A programming library called “ncurses” has been found to contain multiple memory corruption vulnerabilities, which could be exploited by attackers to target applications running on macOS, Linux, and FreeBSD. Researchers from Microsoft discovered these vulnerabilities and described them as allowing data leaks, privilege escalation, and arbitrary code execution.
The ncurses library, which provides APIs for text-based user interfaces and terminal applications, has been widely used by programmers since its introduction in 1993. It offers various functions for creating windows, handling user input, manipulating text, and managing colors, making it a popular choice among developers working on terminal user interface applications.
The vulnerabilities discovered by Microsoft affect ncurses versions 6.4 20230408 and earlier. Specifically, the flaws allow attackers to manipulate two environment variables used by ncurses: TERMINFO and HOME. The TERMINFO variable is used to look up a terminal’s capabilities, while HOME describes the path to a user’s home directory.
An environment variable is a variable whose value can be accessed by programs at runtime, without the need to hardcode it into the program. For example, the HOME environment variable specifies the location of a user’s home directory on their system. By manipulating these variables, attackers can influence the behavior of applications, potentially leading to privilege escalation, arbitrary code execution, or denial of service.

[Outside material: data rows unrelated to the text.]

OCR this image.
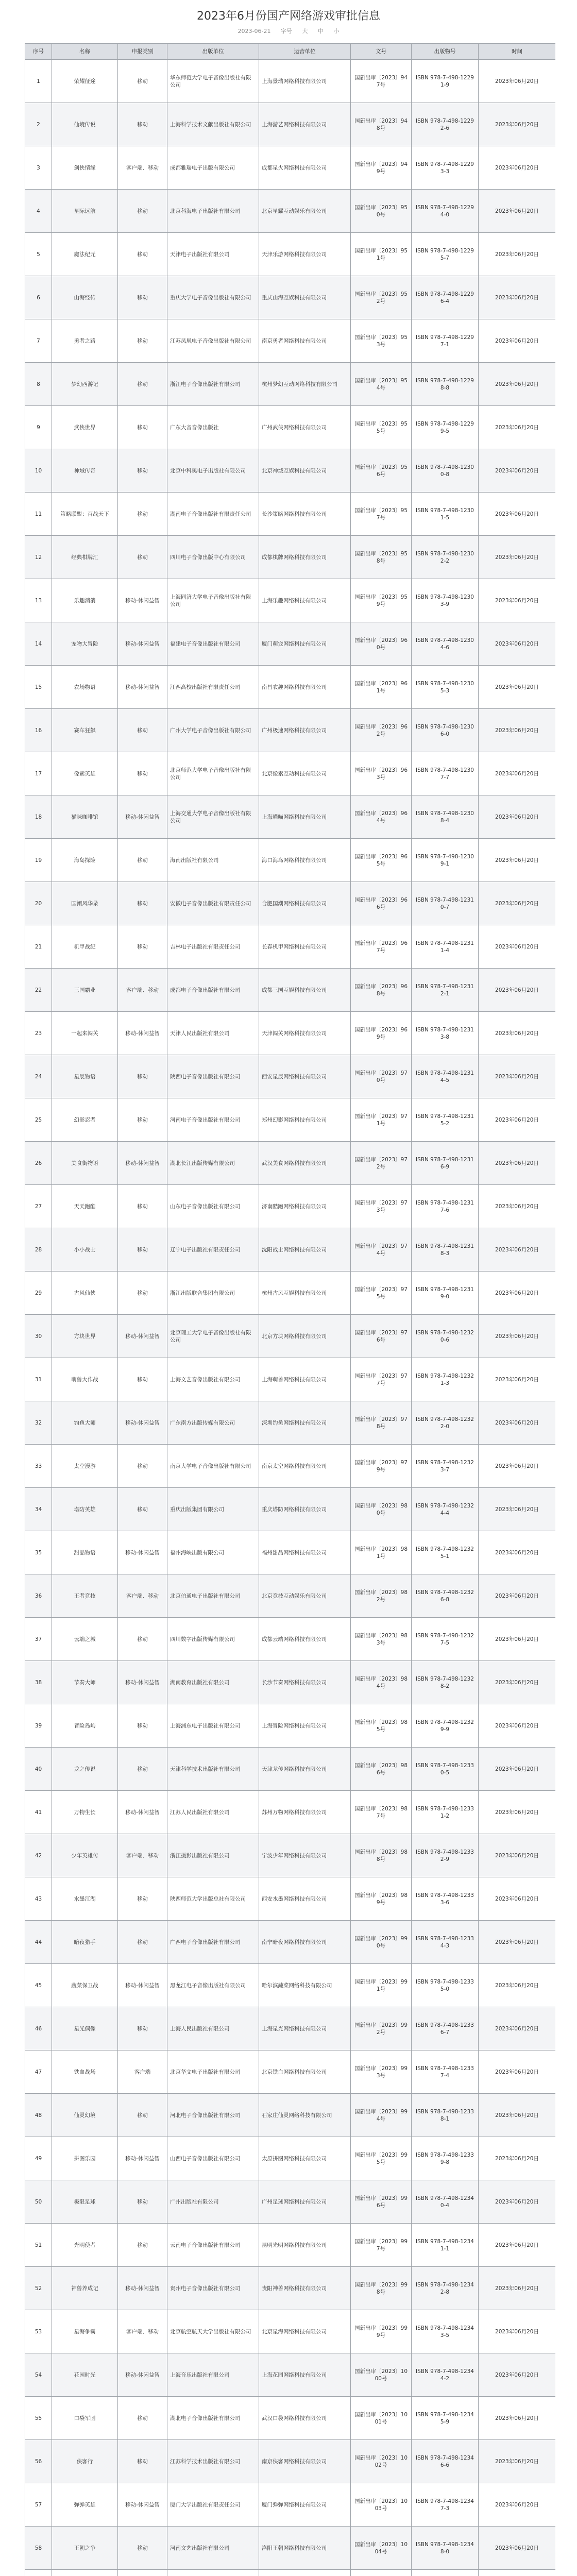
2023年6月份国产网络游戏审批信息
2023-06-21 字号 大 中 小
序号	名称	申报类别	出版单位	运营单位	文号	出版物号	时间
1	荣耀征途	移动	华东师范大学电子音像出版社有限公司	上海景瑞网络科技有限公司	国新出审〔2023〕947号	ISBN 978-7-498-12291-9	2023年06月20日
2	仙境传说	移动	上海科学技术文献出版社有限公司	上海游艺网络科技有限公司	国新出审〔2023〕948号	ISBN 978-7-498-12292-6	2023年06月20日
3	剑侠情缘	客户端、移动	成都雅瑞电子出版有限公司	成都星火网络科技有限公司	国新出审〔2023〕949号	ISBN 978-7-498-12293-3	2023年06月20日
4	星际远航	移动	北京科海电子出版社有限公司	北京星耀互动娱乐有限公司	国新出审〔2023〕950号	ISBN 978-7-498-12294-0	2023年06月20日
5	魔法纪元	移动	天津电子出版社有限公司	天津乐游网络科技有限公司	国新出审〔2023〕951号	ISBN 978-7-498-12295-7	2023年06月20日
6	山海经传	移动	重庆大学电子音像出版社有限公司	重庆山海互娱科技有限公司	国新出审〔2023〕952号	ISBN 978-7-498-12296-4	2023年06月20日
7	勇者之路	移动	江苏凤凰电子音像出版社有限公司	南京勇者网络科技有限公司	国新出审〔2023〕953号	ISBN 978-7-498-12297-1	2023年06月20日
8	梦幻西游记	移动	浙江电子音像出版社有限公司	杭州梦幻互动网络科技有限公司	国新出审〔2023〕954号	ISBN 978-7-498-12298-8	2023年06月20日
9	武侠世界	移动	广东大音音像出版社	广州武侠网络科技有限公司	国新出审〔2023〕955号	ISBN 978-7-498-12299-5	2023年06月20日
10	神域传奇	移动	北京中科奥电子出版社有限公司	北京神域互娱科技有限公司	国新出审〔2023〕956号	ISBN 978-7-498-12300-8	2023年06月20日
11	策略联盟：百战天下	移动	湖南电子音像出版社有限责任公司	长沙策略网络科技有限公司	国新出审〔2023〕957号	ISBN 978-7-498-12301-5	2023年06月20日
12	经典棋牌汇	移动	四川电子音像出版中心有限公司	成都棋牌网络科技有限公司	国新出审〔2023〕958号	ISBN 978-7-498-12302-2	2023年06月20日
13	乐趣消消	移动-休闲益智	上海同济大学电子音像出版社有限公司	上海乐趣网络科技有限公司	国新出审〔2023〕959号	ISBN 978-7-498-12303-9	2023年06月20日
14	宠物大冒险	移动-休闲益智	福建电子音像出版社有限公司	厦门萌宠网络科技有限公司	国新出审〔2023〕960号	ISBN 978-7-498-12304-6	2023年06月20日
15	农场物语	移动-休闲益智	江西高校出版社有限责任公司	南昌农趣网络科技有限公司	国新出审〔2023〕961号	ISBN 978-7-498-12305-3	2023年06月20日
16	赛车狂飙	移动	广州大学电子音像出版社有限公司	广州极速网络科技有限公司	国新出审〔2023〕962号	ISBN 978-7-498-12306-0	2023年06月20日
17	像素英雄	移动	北京师范大学电子音像出版社有限公司	北京像素互动科技有限公司	国新出审〔2023〕963号	ISBN 978-7-498-12307-7	2023年06月20日
18	猫咪咖啡馆	移动-休闲益智	上海交通大学电子音像出版社有限公司	上海喵喵网络科技有限公司	国新出审〔2023〕964号	ISBN 978-7-498-12308-4	2023年06月20日
19	海岛探险	移动	海南出版社有限公司	海口海岛网络科技有限公司	国新出审〔2023〕965号	ISBN 978-7-498-12309-1	2023年06月20日
20	国潮风华录	移动	安徽电子音像出版社有限责任公司	合肥国潮网络科技有限公司	国新出审〔2023〕966号	ISBN 978-7-498-12310-7	2023年06月20日
21	机甲战纪	移动	吉林电子出版社有限责任公司	长春机甲网络科技有限公司	国新出审〔2023〕967号	ISBN 978-7-498-12311-4	2023年06月20日
22	三国霸业	客户端、移动	成都电子音像出版社有限公司	成都三国互娱科技有限公司	国新出审〔2023〕968号	ISBN 978-7-498-12312-1	2023年06月20日
23	一起来闯关	移动-休闲益智	天津人民出版社有限公司	天津闯关网络科技有限公司	国新出审〔2023〕969号	ISBN 978-7-498-12313-8	2023年06月20日
24	星辰物语	移动	陕西电子音像出版社有限公司	西安星辰网络科技有限公司	国新出审〔2023〕970号	ISBN 978-7-498-12314-5	2023年06月20日
25	幻影忍者	移动	河南电子音像出版社有限公司	郑州幻影网络科技有限公司	国新出审〔2023〕971号	ISBN 978-7-498-12315-2	2023年06月20日
26	美食街物语	移动-休闲益智	湖北长江出版传媒有限公司	武汉美食网络科技有限公司	国新出审〔2023〕972号	ISBN 978-7-498-12316-9	2023年06月20日
27	天天跑酷	移动	山东电子音像出版社有限公司	济南酷跑网络科技有限公司	国新出审〔2023〕973号	ISBN 978-7-498-12317-6	2023年06月20日
28	小小战士	移动	辽宁电子出版社有限责任公司	沈阳战士网络科技有限公司	国新出审〔2023〕974号	ISBN 978-7-498-12318-3	2023年06月20日
29	古风仙侠	移动	浙江出版联合集团有限公司	杭州古风互娱科技有限公司	国新出审〔2023〕975号	ISBN 978-7-498-12319-0	2023年06月20日
30	方块世界	移动-休闲益智	北京理工大学电子音像出版社有限公司	北京方块网络科技有限公司	国新出审〔2023〕976号	ISBN 978-7-498-12320-6	2023年06月20日
31	萌兽大作战	移动	上海文艺音像出版社有限公司	上海萌兽网络科技有限公司	国新出审〔2023〕977号	ISBN 978-7-498-12321-3	2023年06月20日
32	钓鱼大师	移动-休闲益智	广东南方出版传媒有限公司	深圳钓鱼网络科技有限公司	国新出审〔2023〕978号	ISBN 978-7-498-12322-0	2023年06月20日
33	太空漫游	移动	南京大学电子音像出版社有限公司	南京太空网络科技有限公司	国新出审〔2023〕979号	ISBN 978-7-498-12323-7	2023年06月20日
34	塔防英雄	移动	重庆出版集团有限公司	重庆塔防网络科技有限公司	国新出审〔2023〕980号	ISBN 978-7-498-12324-4	2023年06月20日
35	甜品物语	移动-休闲益智	福州海峡出版有限公司	福州甜品网络科技有限公司	国新出审〔2023〕981号	ISBN 978-7-498-12325-1	2023年06月20日
36	王者竞技	客户端、移动	北京伯通电子出版社有限公司	北京竞技互动娱乐有限公司	国新出审〔2023〕982号	ISBN 978-7-498-12326-8	2023年06月20日
37	云端之城	移动	四川数字出版传媒有限公司	成都云端网络科技有限公司	国新出审〔2023〕983号	ISBN 978-7-498-12327-5	2023年06月20日
38	节奏大师	移动-休闲益智	湖南教育出版社有限公司	长沙节奏网络科技有限公司	国新出审〔2023〕984号	ISBN 978-7-498-12328-2	2023年06月20日
39	冒险岛屿	移动	上海浦东电子出版社有限公司	上海冒险网络科技有限公司	国新出审〔2023〕985号	ISBN 978-7-498-12329-9	2023年06月20日
40	龙之传说	移动	天津科学技术出版社有限公司	天津龙传网络科技有限公司	国新出审〔2023〕986号	ISBN 978-7-498-12330-5	2023年06月20日
41	万物生长	移动-休闲益智	江苏人民出版社有限公司	苏州万物网络科技有限公司	国新出审〔2023〕987号	ISBN 978-7-498-12331-2	2023年06月20日
42	少年英雄传	客户端、移动	浙江摄影出版社有限公司	宁波少年网络科技有限公司	国新出审〔2023〕988号	ISBN 978-7-498-12332-9	2023年06月20日
43	水墨江湖	移动	陕西师范大学出版总社有限公司	西安水墨网络科技有限公司	国新出审〔2023〕989号	ISBN 978-7-498-12333-6	2023年06月20日
44	暗夜猎手	移动	广西电子音像出版社有限公司	南宁暗夜网络科技有限公司	国新出审〔2023〕990号	ISBN 978-7-498-12334-3	2023年06月20日
45	蔬菜保卫战	移动-休闲益智	黑龙江电子音像出版社有限公司	哈尔滨蔬菜网络科技有限公司	国新出审〔2023〕991号	ISBN 978-7-498-12335-0	2023年06月20日
46	星光偶像	移动	上海人民出版社有限公司	上海星光网络科技有限公司	国新出审〔2023〕992号	ISBN 978-7-498-12336-7	2023年06月20日
47	铁血战场	客户端	北京华文电子出版社有限公司	北京铁血网络科技有限公司	国新出审〔2023〕993号	ISBN 978-7-498-12337-4	2023年06月20日
48	仙灵幻境	移动	河北电子音像出版社有限公司	石家庄仙灵网络科技有限公司	国新出审〔2023〕994号	ISBN 978-7-498-12338-1	2023年06月20日
49	拼图乐园	移动-休闲益智	山西电子音像出版社有限公司	太原拼图网络科技有限公司	国新出审〔2023〕995号	ISBN 978-7-498-12339-8	2023年06月20日
50	极限足球	移动	广州出版社有限公司	广州足球网络科技有限公司	国新出审〔2023〕996号	ISBN 978-7-498-12340-4	2023年06月20日
51	光明使者	移动	云南电子音像出版社有限公司	昆明光明网络科技有限公司	国新出审〔2023〕997号	ISBN 978-7-498-12341-1	2023年06月20日
52	神兽养成记	移动-休闲益智	贵州电子音像出版社有限公司	贵阳神兽网络科技有限公司	国新出审〔2023〕998号	ISBN 978-7-498-12342-8	2023年06月20日
53	星海争霸	客户端、移动	北京航空航天大学出版社有限公司	北京星海网络科技有限公司	国新出审〔2023〕999号	ISBN 978-7-498-12343-5	2023年06月20日
54	花园时光	移动-休闲益智	上海音乐出版社有限公司	上海花园网络科技有限公司	国新出审〔2023〕1000号	ISBN 978-7-498-12344-2	2023年06月20日
55	口袋军团	移动	湖北电子音像出版社有限公司	武汉口袋网络科技有限公司	国新出审〔2023〕1001号	ISBN 978-7-498-12345-9	2023年06月20日
56	侠客行	移动	江苏科学技术出版社有限公司	南京侠客网络科技有限公司	国新出审〔2023〕1002号	ISBN 978-7-498-12346-6	2023年06月20日
57	弹弹英雄	移动-休闲益智	厦门大学出版社有限责任公司	厦门弹弹网络科技有限公司	国新出审〔2023〕1003号	ISBN 978-7-498-12347-3	2023年06月20日
58	王朝之争	移动	河南文艺出版社有限公司	洛阳王朝网络科技有限公司	国新出审〔2023〕1004号	ISBN 978-7-498-12348-0	2023年06月20日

Environment variable poisoning is a well-known attack technique, and there have been previous instances of vulnerabilities allowing for such attacks. One example highlighted by the Microsoft researchers is CVE-2023-22809, a vulnerability in the sudo command-line utility that allowed attackers to run programs with elevated privileges by manipulating the EDITOR variable.
To address the vulnerabilities in ncurses, the library maintainer released a patch, collectively identified as CVE-2023-29491. Developers using ncurses should ensure that they update their libraries to the latest version to mitigate the risks posed by these vulnerabilities.
Microsoft also worked with Apple’s security team to address the macOS-specific issues related to the ncurses vulnerabilities. Apple released an update for macOS Monterey on September 8, acknowledging Microsoft for discovering and reporting the issue. Users are advised to update their operating systems to ensure they are protected from potential attacks. Apple described the issue as providing a way for cyber attackers to terminate running applications or execute arbitrary code on affected systems.
Red Hat, a leading provider of open-source solutions, assessed the severity of CVE-2023-29491 as medium. The vulnerability occurs when ncurses is used by a setuid application, allowing local users to trigger security-relevant memory corruption through malformed data in a terminfo database file. Red Hat advises users to take necessary precautions and update their systems accordingly.
In conclusion, the discovery of memory corruption vulnerabilities in the ncurses library highlights the importance of regular updates and security patches. Developers and users should ensure that they are using the latest versions of libraries and operating systems to protect against potential cyberattacks.